It’s been 6 months of TTC. For the last 4 months, I’ve been ‘tracking my fertility’ in some way, shape, or form. I’ve been tracking my temperature, my cervical mucus, and luteal phase for the entirety of this period. Each has given me reason to stress and cry, but reason to hope as well. My temp has shown a spike each month which is a strong indication that I am in fact ovulating (phew!). My cervical mucus has failed to ever show me that stretchy, egg-white mucus that I’m supposed to see around ovulation (i’ll talk more about this in another ‘Lesson’ post). That’s been really disappointing. And my luteal phase has remained at a stubborn 10 days month after month.
I tried the ovulation predictor kits (OPKs) back in May and never saw a stupid smile. It freaked me out, convinced me I wasn’t ovulating and led me to miss an entire month of TTC (I figured why bother, right?). I broke down and bought more OPKs last month, after friends and fellow TTC’ers told me that testing in the morning could miss the LH surge the test was looking for. Why didn’t the box tell me this!? Needless to say, I bought a TON of the tests on amazon.com and finally saw that dang smiley face on Day17!

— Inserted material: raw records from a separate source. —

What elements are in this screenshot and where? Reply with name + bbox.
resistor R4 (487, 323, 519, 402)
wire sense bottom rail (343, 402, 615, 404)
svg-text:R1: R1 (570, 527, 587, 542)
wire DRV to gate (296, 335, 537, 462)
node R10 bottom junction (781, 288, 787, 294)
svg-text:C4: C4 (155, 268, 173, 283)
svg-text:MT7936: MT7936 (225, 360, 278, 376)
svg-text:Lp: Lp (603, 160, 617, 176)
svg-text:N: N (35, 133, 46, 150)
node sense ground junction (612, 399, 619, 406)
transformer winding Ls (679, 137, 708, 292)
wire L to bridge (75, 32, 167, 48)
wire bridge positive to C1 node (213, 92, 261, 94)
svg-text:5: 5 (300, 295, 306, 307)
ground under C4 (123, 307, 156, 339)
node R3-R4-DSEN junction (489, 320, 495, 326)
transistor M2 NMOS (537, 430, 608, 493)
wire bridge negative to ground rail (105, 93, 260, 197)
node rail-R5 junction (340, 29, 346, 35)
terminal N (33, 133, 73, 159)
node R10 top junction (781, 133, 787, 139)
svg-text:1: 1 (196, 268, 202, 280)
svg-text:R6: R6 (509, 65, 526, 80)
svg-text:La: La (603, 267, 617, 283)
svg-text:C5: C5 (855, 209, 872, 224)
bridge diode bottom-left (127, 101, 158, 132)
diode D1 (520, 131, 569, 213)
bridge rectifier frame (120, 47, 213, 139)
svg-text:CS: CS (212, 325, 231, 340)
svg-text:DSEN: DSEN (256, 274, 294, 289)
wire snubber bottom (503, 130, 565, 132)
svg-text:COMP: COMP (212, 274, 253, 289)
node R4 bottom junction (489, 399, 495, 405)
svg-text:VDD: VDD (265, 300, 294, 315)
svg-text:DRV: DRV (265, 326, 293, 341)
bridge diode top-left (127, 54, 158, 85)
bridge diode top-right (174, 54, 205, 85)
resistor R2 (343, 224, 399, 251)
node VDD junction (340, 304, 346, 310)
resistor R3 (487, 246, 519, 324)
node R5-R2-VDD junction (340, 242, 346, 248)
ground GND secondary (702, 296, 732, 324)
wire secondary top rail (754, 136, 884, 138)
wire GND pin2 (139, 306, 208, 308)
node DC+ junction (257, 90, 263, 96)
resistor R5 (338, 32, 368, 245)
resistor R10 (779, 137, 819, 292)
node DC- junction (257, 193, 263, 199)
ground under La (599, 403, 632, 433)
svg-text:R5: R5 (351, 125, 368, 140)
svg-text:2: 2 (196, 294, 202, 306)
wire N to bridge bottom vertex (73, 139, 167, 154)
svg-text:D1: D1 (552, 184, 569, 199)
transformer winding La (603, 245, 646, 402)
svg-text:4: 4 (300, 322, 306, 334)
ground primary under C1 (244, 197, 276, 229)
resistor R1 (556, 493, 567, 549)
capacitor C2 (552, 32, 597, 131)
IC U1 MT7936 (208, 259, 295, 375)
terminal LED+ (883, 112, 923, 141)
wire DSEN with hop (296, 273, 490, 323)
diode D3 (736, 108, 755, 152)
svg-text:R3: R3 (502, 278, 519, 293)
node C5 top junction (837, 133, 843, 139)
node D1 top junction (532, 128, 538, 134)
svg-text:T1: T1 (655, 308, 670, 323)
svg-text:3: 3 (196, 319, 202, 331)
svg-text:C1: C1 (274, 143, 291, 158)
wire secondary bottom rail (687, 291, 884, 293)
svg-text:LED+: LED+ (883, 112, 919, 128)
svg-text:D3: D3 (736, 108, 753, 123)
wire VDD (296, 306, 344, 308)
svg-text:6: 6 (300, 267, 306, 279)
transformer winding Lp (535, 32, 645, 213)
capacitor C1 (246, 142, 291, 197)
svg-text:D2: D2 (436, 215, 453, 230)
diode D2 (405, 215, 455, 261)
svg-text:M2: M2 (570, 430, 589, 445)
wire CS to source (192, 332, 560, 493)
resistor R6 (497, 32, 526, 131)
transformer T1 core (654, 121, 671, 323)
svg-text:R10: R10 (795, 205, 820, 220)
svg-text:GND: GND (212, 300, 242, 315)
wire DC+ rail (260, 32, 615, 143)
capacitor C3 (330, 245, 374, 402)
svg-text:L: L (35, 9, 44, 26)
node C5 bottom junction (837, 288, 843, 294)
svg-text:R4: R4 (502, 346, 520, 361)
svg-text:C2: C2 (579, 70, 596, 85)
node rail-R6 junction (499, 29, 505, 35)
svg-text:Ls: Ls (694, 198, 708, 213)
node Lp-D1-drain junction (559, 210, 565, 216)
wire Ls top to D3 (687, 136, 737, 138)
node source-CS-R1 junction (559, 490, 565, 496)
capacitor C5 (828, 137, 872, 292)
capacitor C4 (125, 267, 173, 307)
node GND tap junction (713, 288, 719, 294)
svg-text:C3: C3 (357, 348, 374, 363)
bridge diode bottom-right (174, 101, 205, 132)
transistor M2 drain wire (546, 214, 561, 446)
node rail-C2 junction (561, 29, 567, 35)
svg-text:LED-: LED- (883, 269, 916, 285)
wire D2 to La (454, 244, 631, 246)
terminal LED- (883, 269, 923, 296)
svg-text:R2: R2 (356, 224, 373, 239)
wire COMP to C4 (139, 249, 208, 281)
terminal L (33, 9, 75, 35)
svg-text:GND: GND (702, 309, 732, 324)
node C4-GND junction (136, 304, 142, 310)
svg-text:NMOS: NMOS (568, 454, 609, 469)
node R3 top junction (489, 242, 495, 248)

So here I am, 6 months in, pretty confident that I’m ovulating monthly, somewhere between Day16-18. Do I need to keep ‘tracking my fertility?’ Do I quit cold turkey? Do I revert back to what my OBGYN has recommended all along and just: “Relax, have fun, and have sex every other day between D8-D18”? I know that all this tracking is stressing me and my hubby out, which is widely considered a barrier to conception. But I’m also a bit addicted to what has become a routine of checking temps and mucus daily. If I stop tracking, will I miss something that will make or break my chances to conceive!? Although, logically, I know the answer, I’m still struggling to make that move towards blind hope.